By the time David had finished reporting to Saul, Jonathan was deeply impressed with David—an immediate bond was forged between them. He became totally committed to David. From that point on, he would be David's number-one advocate and friend. (MSG)
Have you heard about transactional relationships? This may look like a benefit-focused relationship founded on the expectation of receiving more than freely giving. Maybe you've been in such a relationship before. Living in New York City, where the hustle and bustle of the East Coast mentality drove the self-interested exchanges of transactional relationships, it was a free-flowing element that was palpable in the culture around me. While I might assume these transactional relationships would be found solely in the workplace, it seemed complicated to compartmentalize this kind of relationship cycle, and it began seeping into my personal friendships and romantic relationships.
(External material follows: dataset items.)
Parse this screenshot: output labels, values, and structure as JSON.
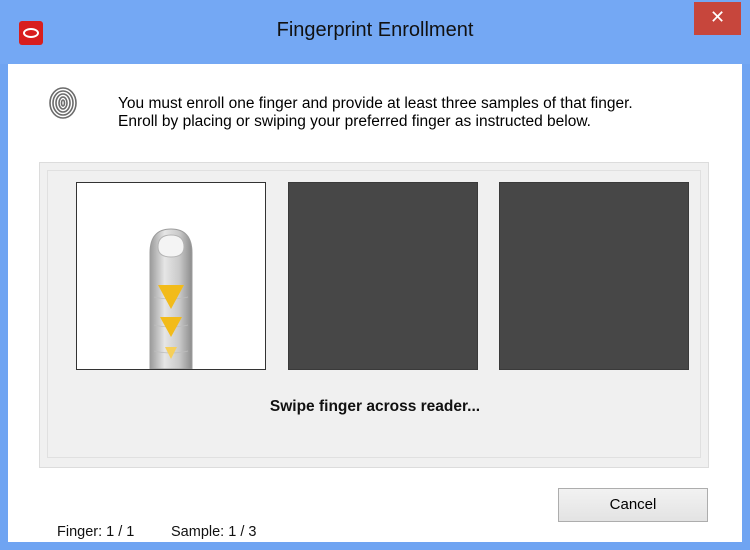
{
  "window": {
    "title": "Fingerprint Enrollment",
    "close_glyph": "✕"
  },
  "icons": {
    "app": "oracle-app-icon",
    "instruction": "fingerprint-icon",
    "close": "close-icon"
  },
  "instructions": {
    "line1": "You must enroll one finger and provide at least three samples of that finger.",
    "line2": "Enroll by placing or swiping your preferred finger as instructed below."
  },
  "samples": {
    "count": 3,
    "captured": 0
  },
  "status_text": "Swipe finger across reader...",
  "footer": {
    "finger_label": "Finger: 1 / 1",
    "sample_label": "Sample: 1 / 3"
  },
  "buttons": {
    "cancel": "Cancel"
  },
  "colors": {
    "titlebar": "#74a8f4",
    "close_button": "#c7463c",
    "app_icon": "#d81e1e",
    "empty_sample": "#474747",
    "swipe_arrows": "#f2bb1a"
  }
}
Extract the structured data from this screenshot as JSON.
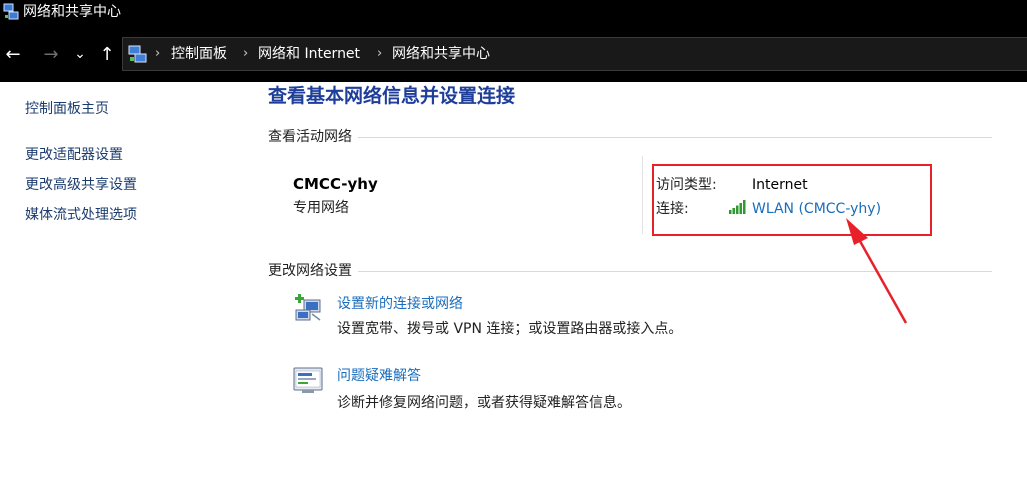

While transactional relationships are practical, efficient, transparent, and mutually beneficial, they made me question the value of human connection and relationships. I fell into the lie that these "give-and-take" relationships were normal, expected, and would be fulfilling at some point, but I noticed that these transactional relationships lacked true partnership and deep connection. Through a series of events, I was left with the burning desire to learn to change and love others well. It wasn't until I moved out of the city and started developing friendships with emotionally healthy people that I realized I had much to learn.
Jesus is our great teacher and example of how we should do relationships. One of the first things I learned in having healthier connections with others is that authentic relationships cannot survive on being transactional. Jesus challenges us to live a radical life of selfless love. 1 John 3:16 says, "This is how we've come to understand and experience love: Christ sacrificed his life for us. This is why we ought to live sacrificially for our fellow believers, and not just be out for ourselves" (MSG). Living in our selfishness leads us into sin that steals our hope, kills our hearts, and destroys our ability to love others with the selfless love God calls us to have in our relationships.
Love seeks the well-being of others and the giving of ourselves for the sake of another. Jesus loved selflessly, with generosity, compassion, and without transactional expectations. He created us to be in a community and have deep relationships with other people. In today's verse, we see Jonathan become one in spirit with David as he loved him as himself. This bond was so strong that nothing could break the unwavering loyalty and commitment between the two. David loved Jonathan with a selfless, foundational love that would carry them through the hardest of times. So, selflessly, in fact, that even after Jonathan was killed, David cared for his son (2 Sam. 9:7).
If we genuinely want to love others well, as David and Jonathan’s relationship exemplified, we must look more like Jesus. We can commit to having God be the Lord of our lives, memorize Scripture, give through ACF, pray constantly, and never miss church. These virtues sound like characteristics that make up a great Christian, but surprisingly, those things don't matter if, at our core, we don't love others well. This list also describes the Pharisees who memorized Scripture, evangelized in the name of the Lord, tithed, were in constant prayer; the list of all the religious things they did can go on. But Jesus criticized them, calling them white-washed empty tombs (Matt. 23:27-28). They looked great on the outside but were dead bones on the inside. These religious leaders did not love others well. As 1 Corinthians 13:1 says, “If I speak in the tongues of men of or angles, but do not have love, I am only a resounding gong or a clanging cymbal.” We can make a lot of noise with our words, but if our heart posture is not authentically aligned with what we say, our words become empty and meaningless without the love and grace of Jesus.
Our emotional and spiritual maturity is about learning to love well. Simply put, learning to love well is becoming like Jesus. Love is a lifetime assignment, and to do it well requires us to have the desire to take the long road. It's easy to give to another person for the sake of giving and then walk away. But what does it look like to give selflessly in our relationships? It's about being in a community, walking with people in authentic relationships, and being a reliable person to lean on. As we become more like Jesus, we make sacrifices for others. We are busy, but selfless love says, "I'll make time." Making these sacrifices and growing in this type of love means investing, caring for, and giving without expectation. Love isn’t always a feeling; sometimes it’s a verb that requires us to look outside of ourselves and meet the needs of others.
As you walk into the weekend, I encourage you to spend a few moments contemplating what it looks like to honor someone else's needs more than yours. What does it look like to embody selfless love and take the long road with someone in your life?
Father, thank you for paving the way as a great example of sacrificial love. You gave your only Son to die for our sins, and he freely chose to die for us. As we walk in the spirit of loving sacrificially, help us to look more like Jesus and less like the world. Let us embody a spirit of truth, love, and integrity as we work to encourage and serve with selfless love. It is in your holy and mighty name we pray, amen!